Feel free to try the following approach on your larger data, but I'd be surprised if you get any significant speedup (or even that you don't get slower results!).
# Use scalar product to get the final size
result = np.zeros((np.dot([len(x) for x in arr1], [len(x) for x in arr2]), 8), dtype=int)
start = 0
for a1, a2 in zip(arr1, arr2):
end = start + len(a1) * len(a2)
result[start:end, :4] = np.repeat(a1, len(a2), axis=0)
result[start:end, 4:] = np.tile(a2, (len(a1), 1))
start = end

This is what I wanted to see - the list and the merge results:
In [60]: arr1
Out[60]:
[array([[1, 6, 3, 9],
[8, 5, 6, 7]]),
array([[1, 6, 3, 9]]),
array([[1, 6, 3, 9],
[8, 5, 6, 7],
[8, 5, 6, 7]])]
In [61]: arr2
Out[61]:
[array([[8, 8, 8, 8]]),
array([[8, 8, 8, 8]]),
array([[1, 6, 3, 9],
[8, 5, 6, 7],
[8, 5, 6, 7]])]
In [63]: merge(arr1[0],arr2[0]) # a (2,4) with (1,4) => (2,8)
Out[63]:
array([[1, 6, 3, 9, 8, 8, 8, 8],
[8, 5, 6, 7, 8, 8, 8, 8]])
In [64]: merge(arr1[1],arr2[1]) # a (1,4) with (1,4) => (1,8)
Out[64]: array([[1, 6, 3, 9, 8, 8, 8, 8]])
In [65]: merge(arr1[2],arr2[2]) # a (3,4) with (3,4) => (9,8)
Out[65]:
array([[1, 6, 3, 9, 1, 6, 3, 9],
[1, 6, 3, 9, 8, 5, 6, 7],
[1, 6, 3, 9, 8, 5, 6, 7],
[8, 5, 6, 7, 1, 6, 3, 9],
[8, 5, 6, 7, 8, 5, 6, 7],
[8, 5, 6, 7, 8, 5, 6, 7],
[8, 5, 6, 7, 1, 6, 3, 9],
[8, 5, 6, 7, 8, 5, 6, 7],
[8, 5, 6, 7, 8, 5, 6, 7]])
And total is (12,8), combing all "rows".
The list comprehension is, more cleanly stated:
[merge(a,b) for a,b in zip(arr1,arr2)]
The lists, while the same length, have arrays with different numbers of rows, and the merge is also different.
People often ask about making an array iteratively, and we consistently say, collect the results in a list, and do one concatenate (like) construction at the end.
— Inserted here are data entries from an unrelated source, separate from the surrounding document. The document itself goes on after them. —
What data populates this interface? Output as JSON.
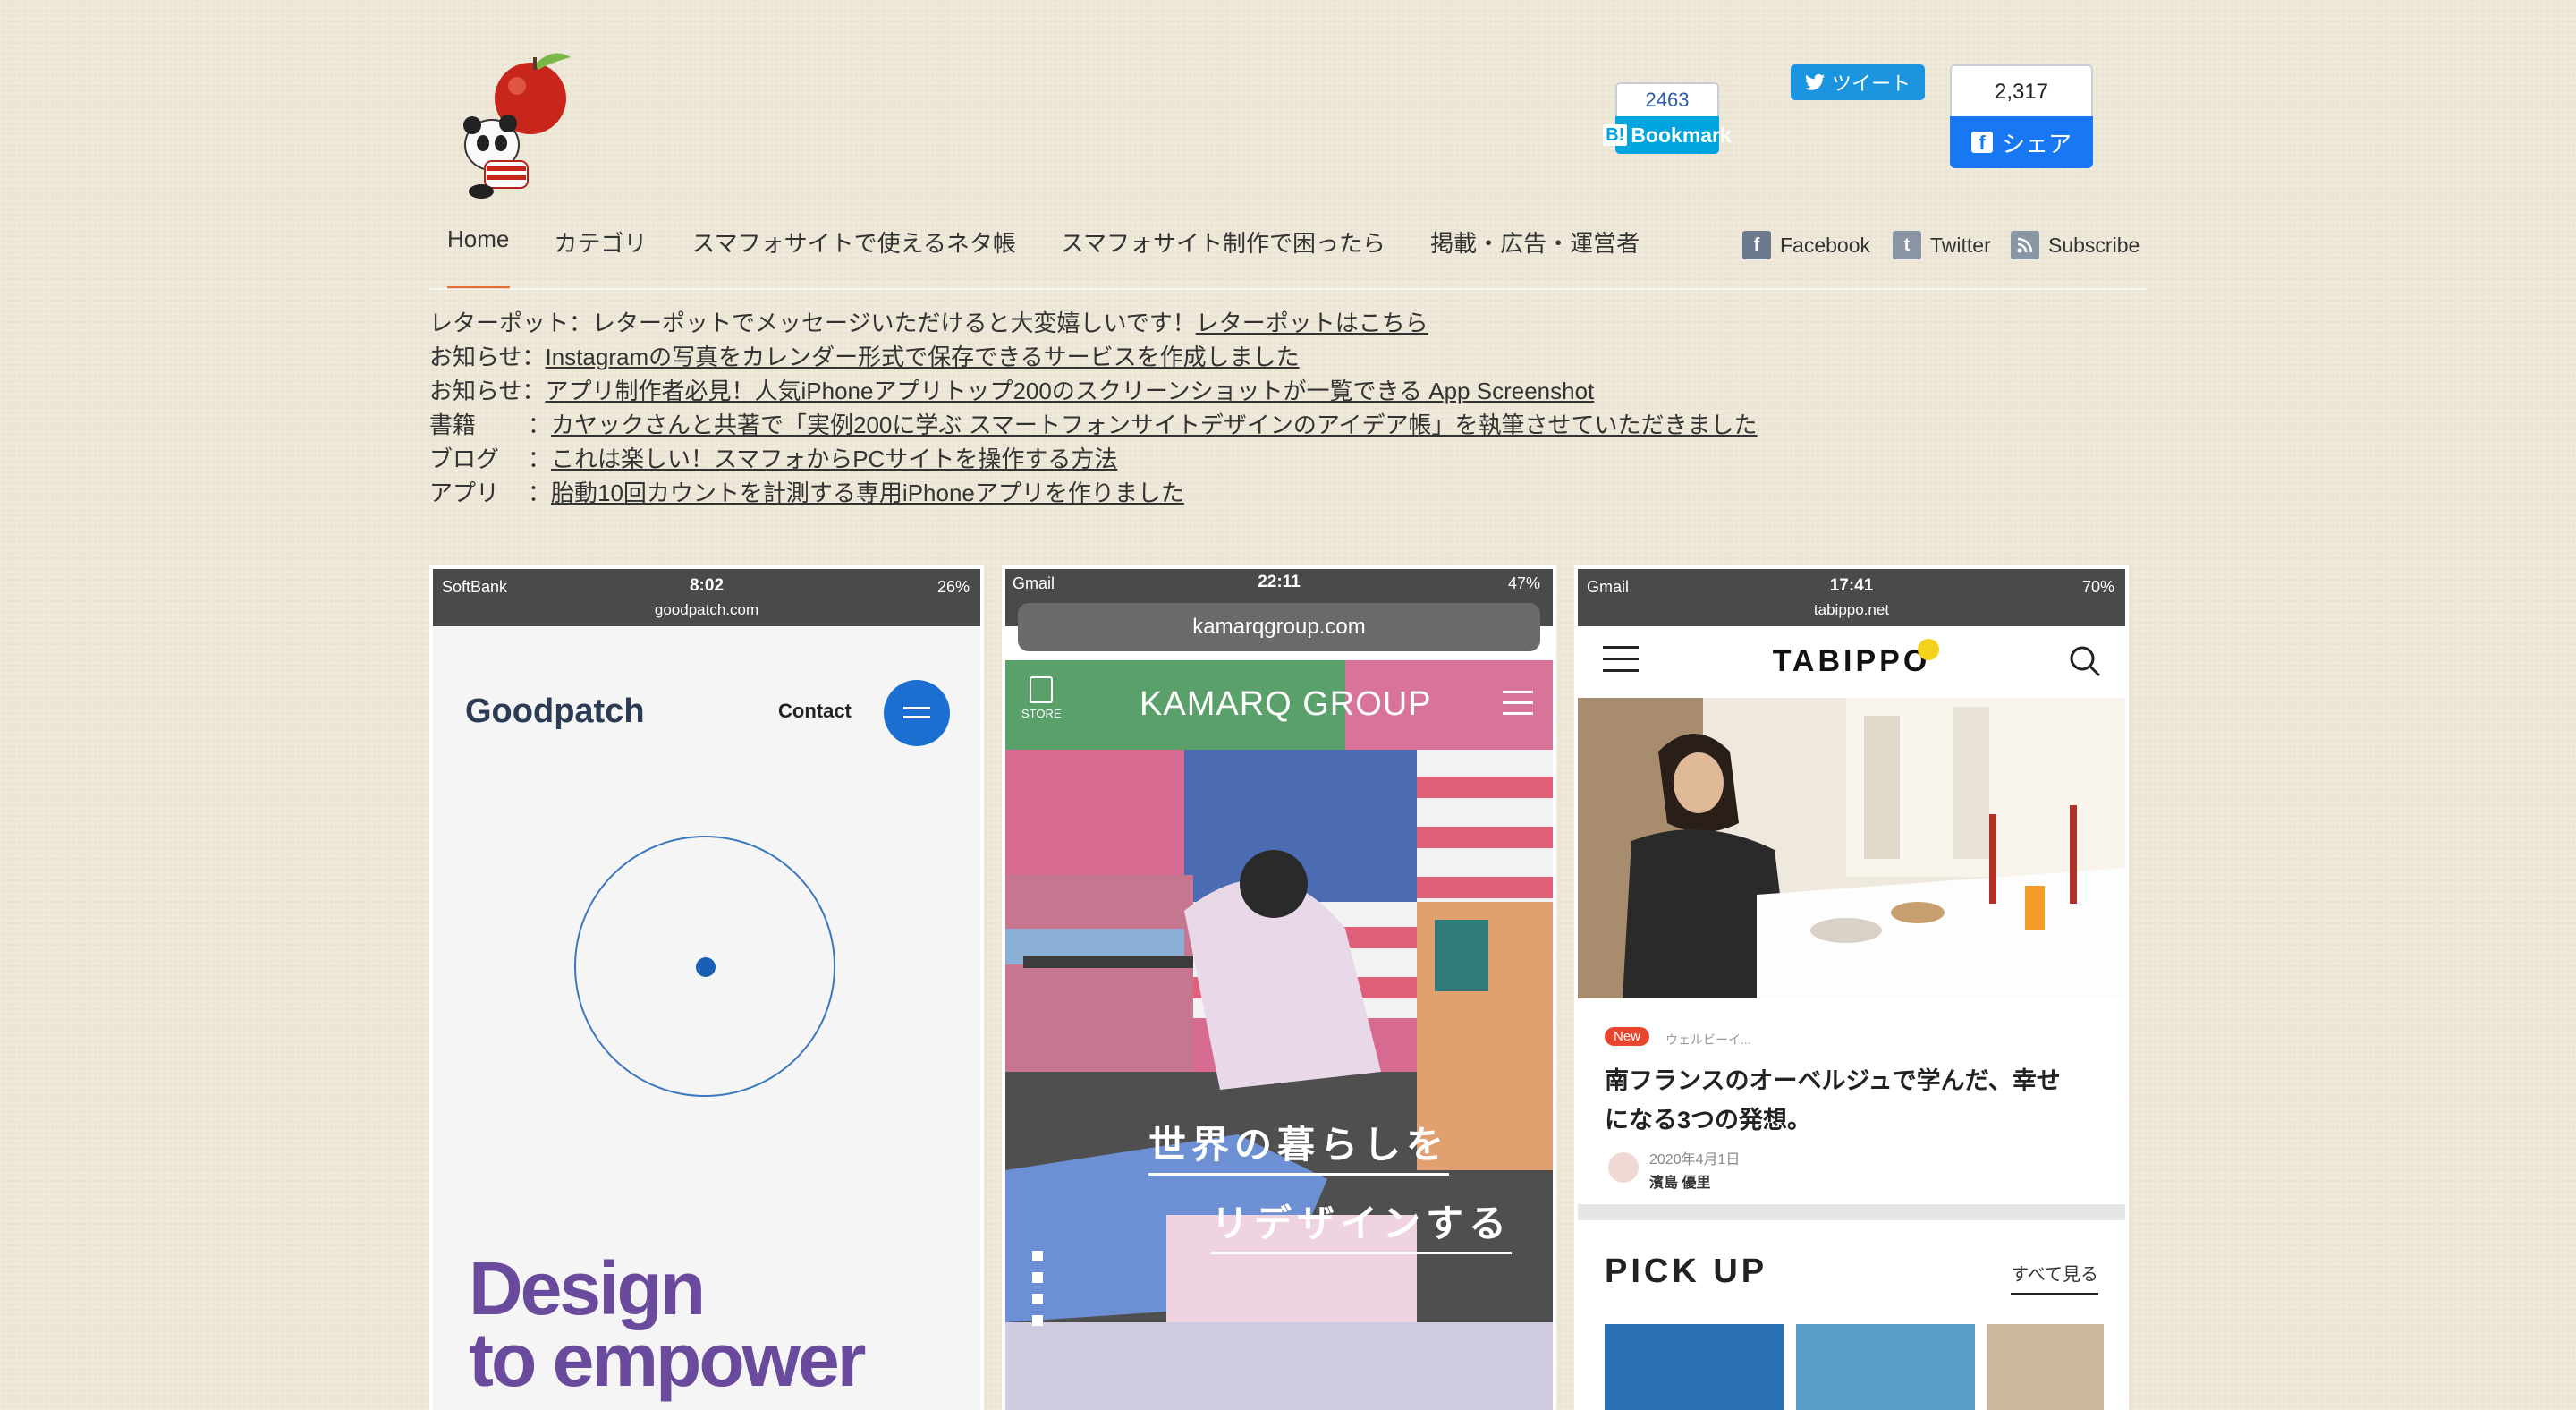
{
  "header": {
    "hatena": {
      "count": "2463",
      "label": "Bookmark",
      "b_icon": "B!"
    },
    "tweet": {
      "label": "ツイート"
    },
    "facebook_share": {
      "count": "2,317",
      "label": "シェア"
    }
  },
  "nav": {
    "items": [
      {
        "label": "Home"
      },
      {
        "label": "カテゴリ"
      },
      {
        "label": "スマフォサイトで使えるネタ帳"
      },
      {
        "label": "スマフォサイト制作で困ったら"
      },
      {
        "label": "掲載・広告・運営者"
      }
    ],
    "social": [
      {
        "label": "Facebook",
        "icon": "facebook-icon"
      },
      {
        "label": "Twitter",
        "icon": "twitter-icon"
      },
      {
        "label": "Subscribe",
        "icon": "rss-icon"
      }
    ]
  },
  "notices": [
    {
      "label": "レターポット",
      "sep": "：",
      "text": "レターポットでメッセージいただけると大変嬉しいです！",
      "link": "レターポットはこちら"
    },
    {
      "label": "お知らせ",
      "sep": "：",
      "text": "",
      "link": "Instagramの写真をカレンダー形式で保存できるサービスを作成しました"
    },
    {
      "label": "お知らせ",
      "sep": "：",
      "text": "",
      "link": "アプリ制作者必見！人気iPhoneアプリトップ200のスクリーンショットが一覧できる App Screenshot"
    },
    {
      "label": "書籍",
      "sep": "：",
      "text": "",
      "link": "カヤックさんと共著で「実例200に学ぶ スマートフォンサイトデザインのアイデア帳」を執筆させていただきました"
    },
    {
      "label": "ブログ",
      "sep": "：",
      "text": "",
      "link": "これは楽しい！スマフォからPCサイトを操作する方法"
    },
    {
      "label": "アプリ",
      "sep": "：",
      "text": "",
      "link": "胎動10回カウントを計測する専用iPhoneアプリを作りました"
    }
  ],
  "cards": {
    "goodpatch": {
      "carrier": "SoftBank",
      "time": "8:02",
      "battery": "26%",
      "url": "goodpatch.com",
      "logo": "Goodpatch",
      "contact": "Contact",
      "headline1": "Design",
      "headline2": "to empower"
    },
    "kamarq": {
      "carrier": "Gmail",
      "time": "22:11",
      "battery": "47%",
      "url": "kamarqgroup.com",
      "store": "STORE",
      "logo": "KAMARQ GROUP",
      "copy1": "世界の暮らしを",
      "copy2": "リデザインする"
    },
    "tabippo": {
      "carrier": "Gmail",
      "time": "17:41",
      "battery": "70%",
      "url": "tabippo.net",
      "logo": "TABIPPO",
      "badge": "New",
      "category": "ウェルビーイ...",
      "title1": "南フランスのオーベルジュで学んだ、幸せ",
      "title2": "になる3つの発想。",
      "date": "2020年4月1日",
      "author": "濱島 優里",
      "pickup": "PICK UP",
      "see_all": "すべて見る"
    }
  }
}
The equivalent loop is:
In [70]: alist = []
...: for a,b in zip(arr1,arr2):
...: alist.append(merge(a,b))
This is usually competitive with predefining the total array, and assigning rows. And in your case to get the final shape of total you'd have to iterate through the lists and record the number of rows, etc.
Unless the computation is trivial, the iteration mechanism is a minor part of the total time. I'm pretty sure that here, it's calling merge 3 times that's taking most of the time. For a task like this I wouldn't worry too much about memory use, including the creation of the zeros. You have to, in one way or other use memory for a (12,8) final result. Building that from a (2,8),(1,8), and (9,8) isn't a big issue.
The list comprehension with concatenate and without:
In [72]: timeit total = np.concatenate([merge(a,b) for a,b in zip(arr1,arr2)])
22.4 µs ± 29.8 ns per loop (mean ± std. dev. of 7 runs, 10000 loops each)
In [73]: timeit [merge(a,b) for a,b in zip(arr1,arr2)]
16.3 µs ± 25.4 ns per loop (mean ± std. dev. of 7 runs, 100000 loops each)
Calling merge 3 times with any of the pairs takes about the same time.
Oh, another thing, don't try to 'reuse' the out array across merge calls. When accumulating results like this in a list, reuse of the arrays is dangerous. Each merge call must return its own array, not a "recycled" one.

Related

Removing duplicate sets of items in a sequence

I have a list, for example data = [0, 4, 4, 2, 5, 8, 5, 8, 7, 1, 5, 6, 1, 5, 6], and I need to remove sets of items from it (max. lenght of set k = 3), but only when the sets follow each other. data includes three such cases: [4, 4], [5, 8, 5, 8], and [1, 5, 6, 1, 5, 6], so the cleaned up list should look like [0, 4, 2, 5, 8, 7, 1, 5, 6].
I tried this code and it works:
data = np.array([0, 4, 4, 2, 5, 8, 5, 8, 7, 1, 5, 6, 1, 5, 6])
for k in range(1, 3):
kth_difference = data[k:] - data[:-k]
ids = np.where(kth_difference)
data = data[ids]
But if I change input list to something like data = [0, 4, 4, 2, 5, 8, 5, 8, 7, 1, 5, 6, 1, 5] (broke the last set), the new output list is [0, 4, 2, 5, 8, 7, 1, 5], which lost 6 at the end.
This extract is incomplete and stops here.